STORIELLE EBRAICHE MA ANCHE NON
di Diana Sinigaglia
Aras Edizioni
Metti una sera qualsiasi che stai girovagando sui social e ti capita di fare la conoscenza di una persona speciale...
E' cosi che una sera di qualche settimana fa ho conosciuto Diana Sinigaglia.
Accumunate dalla passione per la lettura e da qualche amicizia vera e virtuale in comune, Diana mi ha voluto omaggiare del suo libro Storielle ebraiche ma anche non, volume di 110 pagine che raccoglie una serie di racconti.
Il titolo mi ha da subito intrigato ed ho iniziato la lettura di queste storie in cui davvero trovi di tutto: personaggi di ogni tipo, situazioni più che variegate, dialoghi ironici e dialoghi seri, gocce di memoria...
C'è una tradizione di storielle ebraiche da Sholom Aleichem a Isaac Bashevis Singer, fino ai fratelli Coen e Moni Ovadia da cui i brevi racconti di Sinigaglia si ispirano e si distinguono perché questa è una raccolta dove alla cultura ebraica si mescolano gli stereotipi, le manie, le insicurezze, il lato noir della quotidianità, in una alternanza tra memoria e presente. Storielle ebraiche ma anche non di Sinigaglia sono brevi spaccati di vita che corrono sulla linea del tempo, dalla guerra alla contemporaneità, tratteggiando personaggi come schizzi su tela: il professore, il prete, i condomini, i genitori, gli amanti, i bambini, tutti protagonisti di una commedia umana tra fragilità e forza.
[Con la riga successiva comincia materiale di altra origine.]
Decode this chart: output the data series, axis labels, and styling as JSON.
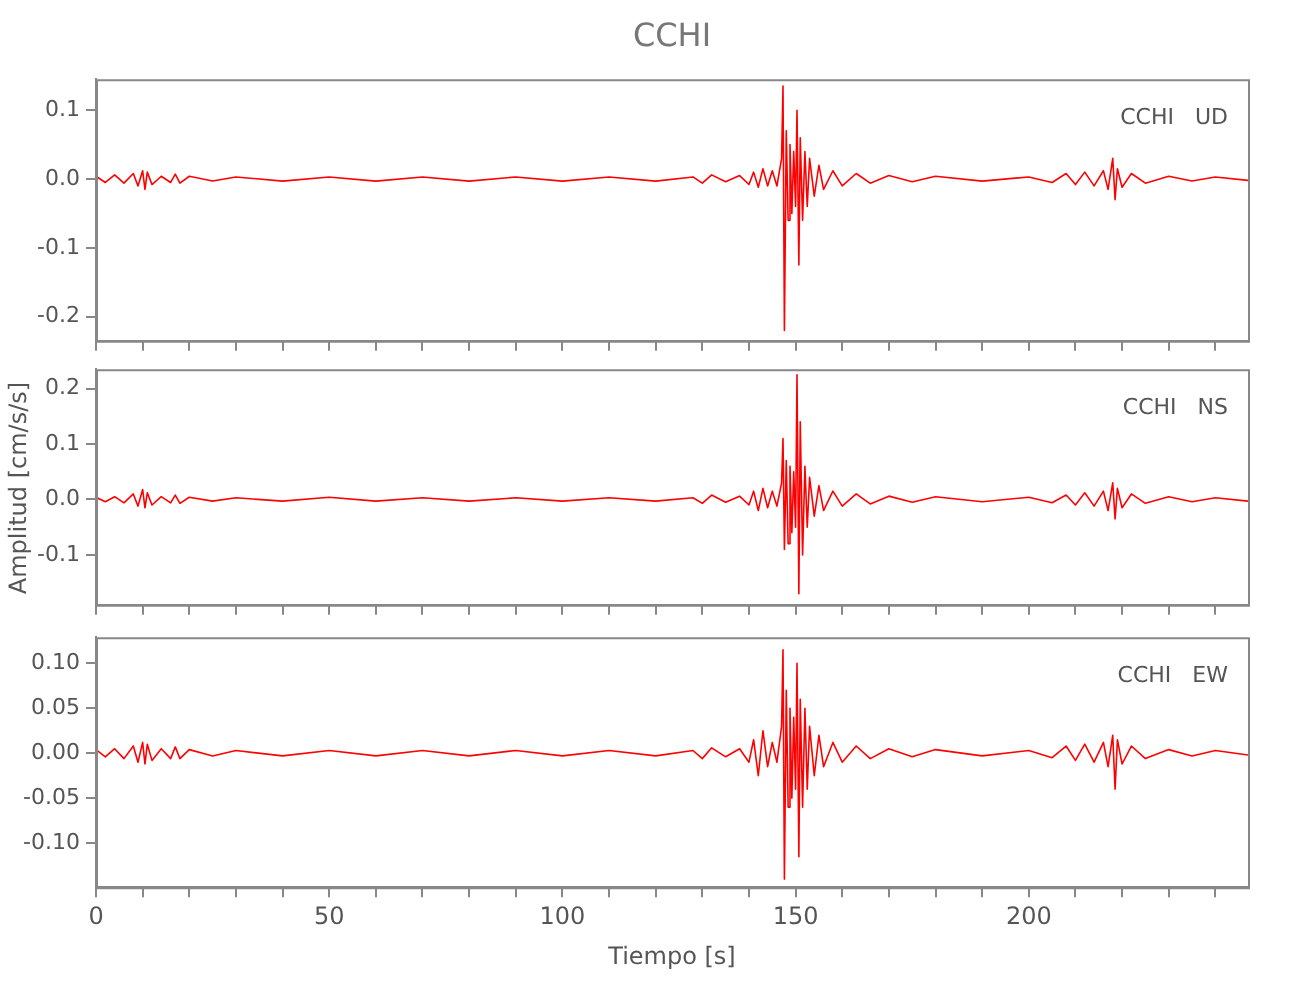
{
  "chart_data": [
    {
      "type": "line",
      "title": "CCHI",
      "annotations": [
        "CCHI   UD"
      ],
      "tick_labels": "y",
      "x": [
        0,
        2,
        4,
        6,
        8,
        9,
        10,
        10.5,
        11,
        12,
        14,
        16,
        17,
        18,
        20,
        25,
        30,
        40,
        50,
        60,
        70,
        80,
        90,
        100,
        110,
        120,
        128,
        130,
        132,
        135,
        138,
        140,
        141,
        142,
        143,
        144,
        145,
        146,
        147,
        147.3,
        147.6,
        148,
        148.4,
        148.8,
        149.2,
        149.6,
        150,
        150.3,
        150.7,
        151,
        151.5,
        152,
        152.5,
        153,
        154,
        155,
        156,
        158,
        160,
        163,
        166,
        170,
        175,
        180,
        190,
        200,
        205,
        208,
        210,
        212,
        214,
        216,
        217,
        218,
        218.5,
        219,
        220,
        222,
        225,
        230,
        235,
        240,
        247
      ],
      "series": [
        {
          "color": "#ff0000",
          "values": [
            0.004,
            -0.005,
            0.006,
            -0.006,
            0.008,
            -0.01,
            0.012,
            -0.015,
            0.01,
            -0.008,
            0.004,
            -0.005,
            0.007,
            -0.006,
            0.004,
            -0.003,
            0.003,
            -0.003,
            0.003,
            -0.003,
            0.003,
            -0.003,
            0.003,
            -0.003,
            0.003,
            -0.003,
            0.003,
            -0.006,
            0.006,
            -0.004,
            0.005,
            -0.008,
            0.01,
            -0.012,
            0.015,
            -0.01,
            0.012,
            -0.01,
            0.03,
            0.135,
            -0.22,
            0.07,
            -0.06,
            0.05,
            -0.05,
            0.04,
            -0.04,
            0.1,
            -0.125,
            0.06,
            -0.06,
            0.04,
            -0.04,
            0.03,
            -0.025,
            0.02,
            -0.015,
            0.012,
            -0.01,
            0.008,
            -0.006,
            0.005,
            -0.004,
            0.004,
            -0.003,
            0.003,
            -0.005,
            0.008,
            -0.008,
            0.01,
            -0.01,
            0.012,
            -0.015,
            0.03,
            -0.03,
            0.015,
            -0.012,
            0.008,
            -0.006,
            0.004,
            -0.003,
            0.003,
            -0.002
          ]
        }
      ],
      "xlim": [
        0,
        247
      ],
      "xticks": [
        0,
        {
          "value": 10,
          "label": null
        },
        {
          "value": 20,
          "label": null
        },
        {
          "value": 30,
          "label": null
        },
        {
          "value": 40,
          "label": null
        },
        50,
        {
          "value": 60,
          "label": null
        },
        {
          "value": 70,
          "label": null
        },
        {
          "value": 80,
          "label": null
        },
        {
          "value": 90,
          "label": null
        },
        100,
        {
          "value": 110,
          "label": null
        },
        {
          "value": 120,
          "label": null
        },
        {
          "value": 130,
          "label": null
        },
        {
          "value": 140,
          "label": null
        },
        150,
        {
          "value": 160,
          "label": null
        },
        {
          "value": 170,
          "label": null
        },
        {
          "value": 180,
          "label": null
        },
        {
          "value": 190,
          "label": null
        },
        200,
        {
          "value": 210,
          "label": null
        },
        {
          "value": 220,
          "label": null
        },
        {
          "value": 230,
          "label": null
        },
        {
          "value": 240,
          "label": null
        }
      ],
      "ylim": [
        -0.235,
        0.145
      ],
      "yticks": [
        {
          "value": -0.2,
          "label": "-0.2"
        },
        {
          "value": -0.1,
          "label": "-0.1"
        },
        {
          "value": 0,
          "label": "0.0"
        },
        {
          "value": 0.1,
          "label": "0.1"
        }
      ]
    },
    {
      "type": "line",
      "ylabel": "Amplitud [cm/s/s]",
      "annotations": [
        "CCHI   NS"
      ],
      "tick_labels": "y",
      "x": [
        0,
        2,
        4,
        6,
        8,
        9,
        10,
        10.5,
        11,
        12,
        14,
        16,
        17,
        18,
        20,
        25,
        30,
        40,
        50,
        60,
        70,
        80,
        90,
        100,
        110,
        120,
        128,
        130,
        132,
        135,
        138,
        140,
        141,
        142,
        143,
        144,
        145,
        146,
        147,
        147.3,
        147.6,
        148,
        148.4,
        148.8,
        149.2,
        149.6,
        150,
        150.3,
        150.7,
        151,
        151.5,
        152,
        152.5,
        153,
        154,
        155,
        156,
        158,
        160,
        163,
        166,
        170,
        175,
        180,
        190,
        200,
        205,
        208,
        210,
        212,
        214,
        216,
        217,
        218,
        218.5,
        219,
        220,
        222,
        225,
        230,
        235,
        240,
        247
      ],
      "series": [
        {
          "color": "#ff0000",
          "values": [
            0.004,
            -0.004,
            0.005,
            -0.006,
            0.01,
            -0.012,
            0.018,
            -0.015,
            0.012,
            -0.01,
            0.005,
            -0.006,
            0.008,
            -0.007,
            0.004,
            -0.003,
            0.003,
            -0.003,
            0.004,
            -0.003,
            0.003,
            -0.003,
            0.003,
            -0.003,
            0.003,
            -0.003,
            0.003,
            -0.007,
            0.008,
            -0.005,
            0.006,
            -0.01,
            0.015,
            -0.02,
            0.02,
            -0.015,
            0.015,
            -0.012,
            0.03,
            0.11,
            -0.09,
            0.07,
            -0.08,
            0.06,
            -0.06,
            0.05,
            -0.05,
            0.225,
            -0.17,
            0.14,
            -0.1,
            0.06,
            -0.05,
            0.04,
            -0.03,
            0.025,
            -0.02,
            0.015,
            -0.012,
            0.01,
            -0.008,
            0.006,
            -0.005,
            0.005,
            -0.004,
            0.004,
            -0.006,
            0.008,
            -0.01,
            0.012,
            -0.012,
            0.015,
            -0.02,
            0.03,
            -0.035,
            0.02,
            -0.015,
            0.01,
            -0.007,
            0.005,
            -0.004,
            0.003,
            -0.003
          ]
        }
      ],
      "xlim": [
        0,
        247
      ],
      "xticks": [
        0,
        {
          "value": 10,
          "label": null
        },
        {
          "value": 20,
          "label": null
        },
        {
          "value": 30,
          "label": null
        },
        {
          "value": 40,
          "label": null
        },
        50,
        {
          "value": 60,
          "label": null
        },
        {
          "value": 70,
          "label": null
        },
        {
          "value": 80,
          "label": null
        },
        {
          "value": 90,
          "label": null
        },
        100,
        {
          "value": 110,
          "label": null
        },
        {
          "value": 120,
          "label": null
        },
        {
          "value": 130,
          "label": null
        },
        {
          "value": 140,
          "label": null
        },
        150,
        {
          "value": 160,
          "label": null
        },
        {
          "value": 170,
          "label": null
        },
        {
          "value": 180,
          "label": null
        },
        {
          "value": 190,
          "label": null
        },
        200,
        {
          "value": 210,
          "label": null
        },
        {
          "value": 220,
          "label": null
        },
        {
          "value": 230,
          "label": null
        },
        {
          "value": 240,
          "label": null
        }
      ],
      "ylim": [
        -0.19,
        0.235
      ],
      "yticks": [
        {
          "value": -0.1,
          "label": "-0.1"
        },
        {
          "value": 0,
          "label": "0.0"
        },
        {
          "value": 0.1,
          "label": "0.1"
        },
        {
          "value": 0.2,
          "label": "0.2"
        }
      ]
    },
    {
      "type": "line",
      "xlabel": "Tiempo [s]",
      "annotations": [
        "CCHI   EW"
      ],
      "x": [
        0,
        2,
        4,
        6,
        8,
        9,
        10,
        10.5,
        11,
        12,
        14,
        16,
        17,
        18,
        20,
        25,
        30,
        40,
        50,
        60,
        70,
        80,
        90,
        100,
        110,
        120,
        128,
        130,
        132,
        135,
        138,
        140,
        141,
        142,
        143,
        144,
        145,
        146,
        147,
        147.3,
        147.6,
        148,
        148.4,
        148.8,
        149.2,
        149.6,
        150,
        150.3,
        150.7,
        151,
        151.5,
        152,
        152.5,
        153,
        154,
        155,
        156,
        158,
        160,
        163,
        166,
        170,
        175,
        180,
        190,
        200,
        205,
        208,
        210,
        212,
        214,
        216,
        217,
        218,
        218.5,
        219,
        220,
        222,
        225,
        230,
        235,
        240,
        247
      ],
      "series": [
        {
          "color": "#ff0000",
          "values": [
            0.004,
            -0.004,
            0.005,
            -0.006,
            0.008,
            -0.01,
            0.012,
            -0.012,
            0.01,
            -0.008,
            0.005,
            -0.006,
            0.007,
            -0.006,
            0.004,
            -0.003,
            0.003,
            -0.003,
            0.003,
            -0.003,
            0.003,
            -0.003,
            0.003,
            -0.003,
            0.003,
            -0.003,
            0.003,
            -0.006,
            0.006,
            -0.004,
            0.005,
            -0.01,
            0.015,
            -0.025,
            0.025,
            -0.015,
            0.012,
            -0.01,
            0.03,
            0.115,
            -0.14,
            0.07,
            -0.06,
            0.05,
            -0.05,
            0.04,
            -0.04,
            0.1,
            -0.115,
            0.06,
            -0.06,
            0.05,
            -0.04,
            0.03,
            -0.025,
            0.02,
            -0.015,
            0.012,
            -0.01,
            0.008,
            -0.006,
            0.005,
            -0.004,
            0.004,
            -0.003,
            0.003,
            -0.005,
            0.008,
            -0.008,
            0.01,
            -0.01,
            0.012,
            -0.015,
            0.02,
            -0.04,
            0.015,
            -0.012,
            0.008,
            -0.006,
            0.004,
            -0.003,
            0.003,
            -0.002
          ]
        }
      ],
      "xlim": [
        0,
        247
      ],
      "xticks": [
        0,
        {
          "value": 10,
          "label": null
        },
        {
          "value": 20,
          "label": null
        },
        {
          "value": 30,
          "label": null
        },
        {
          "value": 40,
          "label": null
        },
        50,
        {
          "value": 60,
          "label": null
        },
        {
          "value": 70,
          "label": null
        },
        {
          "value": 80,
          "label": null
        },
        {
          "value": 90,
          "label": null
        },
        100,
        {
          "value": 110,
          "label": null
        },
        {
          "value": 120,
          "label": null
        },
        {
          "value": 130,
          "label": null
        },
        {
          "value": 140,
          "label": null
        },
        150,
        {
          "value": 160,
          "label": null
        },
        {
          "value": 170,
          "label": null
        },
        {
          "value": 180,
          "label": null
        },
        {
          "value": 190,
          "label": null
        },
        200,
        {
          "value": 210,
          "label": null
        },
        {
          "value": 220,
          "label": null
        },
        {
          "value": 230,
          "label": null
        },
        {
          "value": 240,
          "label": null
        }
      ],
      "ylim": [
        -0.149,
        0.129
      ],
      "yticks": [
        {
          "value": -0.1,
          "label": "-0.10"
        },
        {
          "value": -0.05,
          "label": "-0.05"
        },
        {
          "value": 0,
          "label": "0.00"
        },
        {
          "value": 0.05,
          "label": "0.05"
        },
        {
          "value": 0.1,
          "label": "0.10"
        }
      ]
    }
  ]
}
Per meglio comprendere il messaggio che l'autrice ha voluto veicolare con questa preziosa raccolta è stato necessario fare una piccola ricerca per cercare di comprendere il significato di "storiella ebraica" e, in questo il buon Google mi ha dato una mano.
Ho scoperto che la storiella ebraica o judischer Witz o anche solo Witz è praticamente l'espressione più tipica, anzi per antonomasia dell'umorismo ebraico.
Ciò che viene posto in risalto nelle storielle ebraiche in generale ma soprattutto in quelle di Diana è infatti la loro natura fortemente autoironica.
E scomodando il grande Freud, il quale vi dedicò addirittura uno studio nel 1905, rilevò come non esistesse in altre culture, qualcosa di analogo alla storiella ebraica che fa uso dell'autoironia come sfondo sistematico alle storie di vita comune.
Nel libro di Diana Sinigaglia è palese il fine di tenere viva la Memoria, quella con la M maiuscola, e il motivo lo si capisce scorrendo la sua biografia.
La grandezza degli scritti però è che dentro c'è la Vita.
La vita in ogni sua sfacettatura, la vita dei bambini, degli anziani, degli amanti, di chi rappresenta una istituzione.
Ma mi sono anche chiesta come mai nel titolo ci fosse il "ma anche non" e mi sono data una duplice interpretazione.
La prima trova il suo fondamento nell'ironia che altro non è che un modo di affermare il contrario di ciò che si pensa (e qui ci sta il "ma anche non").
La seconda, invece, trova il suo fondamento nel fatto che non tutti i racconti sono prettamente rientranti nei canoni delle storielle ebraiche.
Non so se avrò azzeccato l'interpretazione ma so per certo che la lettura di questo libro ha centrato lo scopo primario della lettura che è quello di arricchirti e di darti qualcosa in più che non conoscevi.
Ecco io oggi mi sento cosi: più ricca e di questo ringrazio Diana Sinigaglia.